Sweet potatoes can be grown in the UK. They need warm, sheltered conditions outside or grown under glass. They will now almost be ready to be harvesting from the garden so in addition to baking them or adding them to soup try using them in a gorgeous dessert!
2 cups Coconut Flakes (not desiccated coconut)
Dessert Spoon Coconut Oil
1tsp Vanilla paste (optional)
(You can add a pinch of sea salt if you wish)
1 cup of pecan nut
1 cup of walnuts
1/4 cup finely chopped dates
1/4 tsp vanilla paste
A pinch of sea salt
3/4 cup coconut butter
1 cup water
1/8 cup sweetener of choice (agave/honey)
1/8 cup of dates
1/8 cup of raisins
1 dessert spoon ground cinnamon
1 tsp vanilla paste
1/2 tsp grated fresh ginger
1/4 tsp ground nutmeg
2 tsps white rum (optional)
3 cups cubed and cooked sweet potato
1/2 cup soaked cashew/walnuts
1 cup coconut milk
2 tsps sweetener of choice (agave/honey)
Pinch of sea salt
1/2 tsp lecithin
1/4 cup coconut oil
MAKING COCONUT BUTTER
Coconut Butter. You can buy it, but it’s really easy to make and you can ensure all your ingredients are organic.
Melt the coconut oil (if solid) and then put all the ingredients into a food processor. Blend for a couple of minutes (it takes a 2-3 mins in a high speed blender or 15 mins in a standard food processor). It will turn into a paste before it becomes a creamy butter consistency but keep going and it will get there. Use coconut flakes as desiccated or fresh doesn’t work.
MAKING THE CRUST
For the crust, put all the ingredients into the food processor and blend until crumbly. Grease a cake tin with the coconut butter and then tip the ingredients in and firm down.
MAKING THE FILLING
After cooking the sweet potato, dip them in lemon juice for 5 seconds to prevent darkening. Let them cool.

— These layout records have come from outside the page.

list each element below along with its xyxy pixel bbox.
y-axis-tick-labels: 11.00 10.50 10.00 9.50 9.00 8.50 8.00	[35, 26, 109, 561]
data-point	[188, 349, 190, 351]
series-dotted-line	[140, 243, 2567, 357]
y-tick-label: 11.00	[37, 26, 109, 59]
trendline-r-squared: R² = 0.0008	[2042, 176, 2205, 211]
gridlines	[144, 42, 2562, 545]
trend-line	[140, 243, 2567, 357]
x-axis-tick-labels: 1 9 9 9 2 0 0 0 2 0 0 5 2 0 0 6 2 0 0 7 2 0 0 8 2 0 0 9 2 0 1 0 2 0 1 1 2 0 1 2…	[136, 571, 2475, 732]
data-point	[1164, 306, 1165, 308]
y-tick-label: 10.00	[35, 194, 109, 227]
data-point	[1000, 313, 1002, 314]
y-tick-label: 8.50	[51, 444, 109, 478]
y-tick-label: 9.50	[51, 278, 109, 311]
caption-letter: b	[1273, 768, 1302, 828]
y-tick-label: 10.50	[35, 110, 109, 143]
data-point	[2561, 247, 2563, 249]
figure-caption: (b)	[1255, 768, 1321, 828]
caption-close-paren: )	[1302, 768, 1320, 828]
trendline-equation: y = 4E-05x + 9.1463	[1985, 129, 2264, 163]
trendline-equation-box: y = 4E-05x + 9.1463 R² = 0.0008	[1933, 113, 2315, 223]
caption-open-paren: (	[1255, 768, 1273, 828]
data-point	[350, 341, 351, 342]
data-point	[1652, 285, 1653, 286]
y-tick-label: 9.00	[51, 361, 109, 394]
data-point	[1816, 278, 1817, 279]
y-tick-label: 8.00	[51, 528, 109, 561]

Blend all ingredients in the food processor until smooth. You can save some of the raisins to stir into the mixture to keep them whole which is typical in the traditional pudding. Pour into the tin over the crust.
MAKING THE TOPPING
For cream, blend ingredients together, drizzle over the filling and freeze for 3-4 hours until firm.
Let me know if you try it, or if you have another great variation on this dessert. Would love to hear.